With the exception of large and most successful companies with breakout products, ad agencies loathe promising success in growing sales. Ad agencies, web shops, and other related firms like SEO and copywriting agencies can’t guarantee real success because they have no control over the products they’re advertising.
I say “real success” because we can guarantee you lots of other things through fraud and automated bots. You want 10,000 followers? I can deliver that for about $20 while charging you $200. We can guarantee traffic, page followers, retweets, comments, whatever you like. But it’ll all be bot-driven. Thus the success is only in the number, not the useful reach companies might expect, which is an increase in sales.
For most agencies, the clients they serve probably offer ho-hum products or services. They may be important to a modest group of customers but are unlikely to ignite the world in their favor. Often this begets ho-hum advertising, even in the rare instance the agency can be breathtakingly creative. As a result, nothing dramatic can be expected the way most people hope.
Most small businesses without the budget to purchase broad recognition through billboards, TV, and radio have to pin all their hopes on going viral.
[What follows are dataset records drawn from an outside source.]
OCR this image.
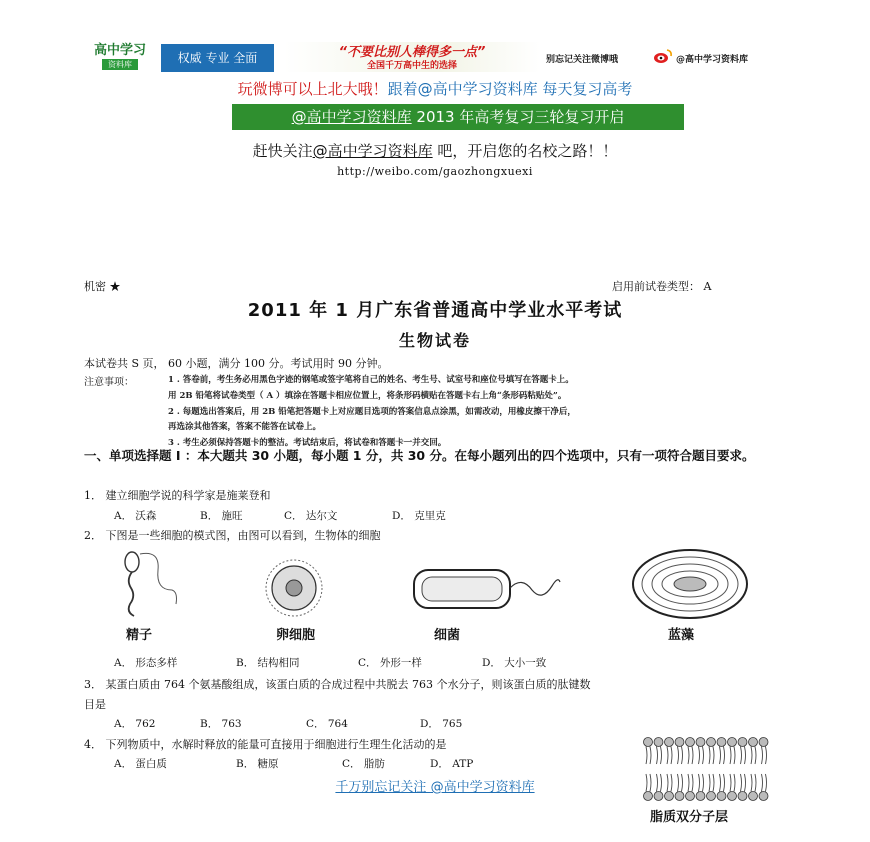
高中学习
资料库	权威 专业 全面	“不要比别人棒得多一点”
全国千万高中生的选择
别忘记关注微博哦	@高中学习资料库
玩微博可以上北大哦！跟着@高中学习资料库 每天复习高考
@高中学习资料库 2013 年高考复习三轮复习开启
赶快关注@高中学习资料库 吧，开启您的名校之路！！
http://weibo.com/gaozhongxuexi
机密 ★	启用前试卷类型： A
2011 年 1 月广东省普通高中学业水平考试
生物试卷
本试卷共 S 页， 60 小题，满分 100 分。考试用时 90 分钟。
注意事项：	1 . 答卷前，考生务必用黑色字迹的钢笔或签字笔将自己的姓名、考生号、试室号和座位号填写在答题卡上。
用 2B 铅笔将试卷类型（ A ）填涂在答题卡相应位置上，将条形码横贴在答题卡右上角“条形码粘贴处”。
2 . 每题选出答案后，用 2B 铅笔把答题卡上对应题目选项的答案信息点涂黑，如需改动，用橡皮擦干净后，
再选涂其他答案，答案不能答在试卷上。
3 . 考生必须保持答题卡的整洁。考试结束后，将试卷和答题卡一并交回。
一、单项选择题 Ⅰ ：本大题共 30 小题，每小题 1 分，共 30 分。在每小题列出的四个选项中，只有一项符合题目要求。
1． 建立细胞学说的科学家是施莱登和
A． 沃森	B． 施旺	C． 达尔文	D． 克里克
2． 下图是一些细胞的模式图，由图可以看到，生物体的细胞
精子	卵细胞	细菌	蓝藻
A． 形态多样	B． 结构相同	C． 外形一样	D． 大小一致
3． 某蛋白质由 764 个氨基酸组成，该蛋白质的合成过程中共脱去 763 个水分子，则该蛋白质的肽键数
目是
A． 762	B． 763	C． 764	D． 765
4． 下列物质中，水解时释放的能量可直接用于细胞进行生理生化活动的是
A． 蛋白质	B． 糖原	C． 脂肪	D． ATP
脂质双分子层
千万别忘记关注 @高中学习资料库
That any day now the Facebook post just made will be shared by everyone and everyone will see us and read about us and buy or donate to us.
To be successful on our end and take a company to new heights, the product being advertised needs to be great and beyond useful to people’s everyday lives. This automatically omits most nonprofits, which are beholden to people’s goodwill and spare change.
The result is we, as an agency, work in industries that are declining or razor-thin with margins and innovation.
It feels like I’m passing blame and not taking responsibility. But there’s only so many conversations we can have about why adding a video to the homepage or a page of photos to a site isn’t going to change anything. Hardly a day goes by someone doesn’t ask me, “What if we changed our site to this?” Those kinds of conversations can be useful but are usually borne out of panic that a product or service isn’t performing well. The truth is usually much blunter: no one really cares about the product.
This is anathema to client relations, however. The results must surely be because the website lacks a photo page or that one customer who didn’t bother to read what they were typing needs it to be simpler. We often spend time producing a page or fulfilling a request we know isn’t going to get any traction. We try, though.
Agencies and freelancers should focus on being aggressively creative and documenting their suggestions, even if they are rejected. The case study will be useful later. And for the agencies with enough money to fulfill their needs, be equally creative in finding ways to say “No, this doesn’t add value.”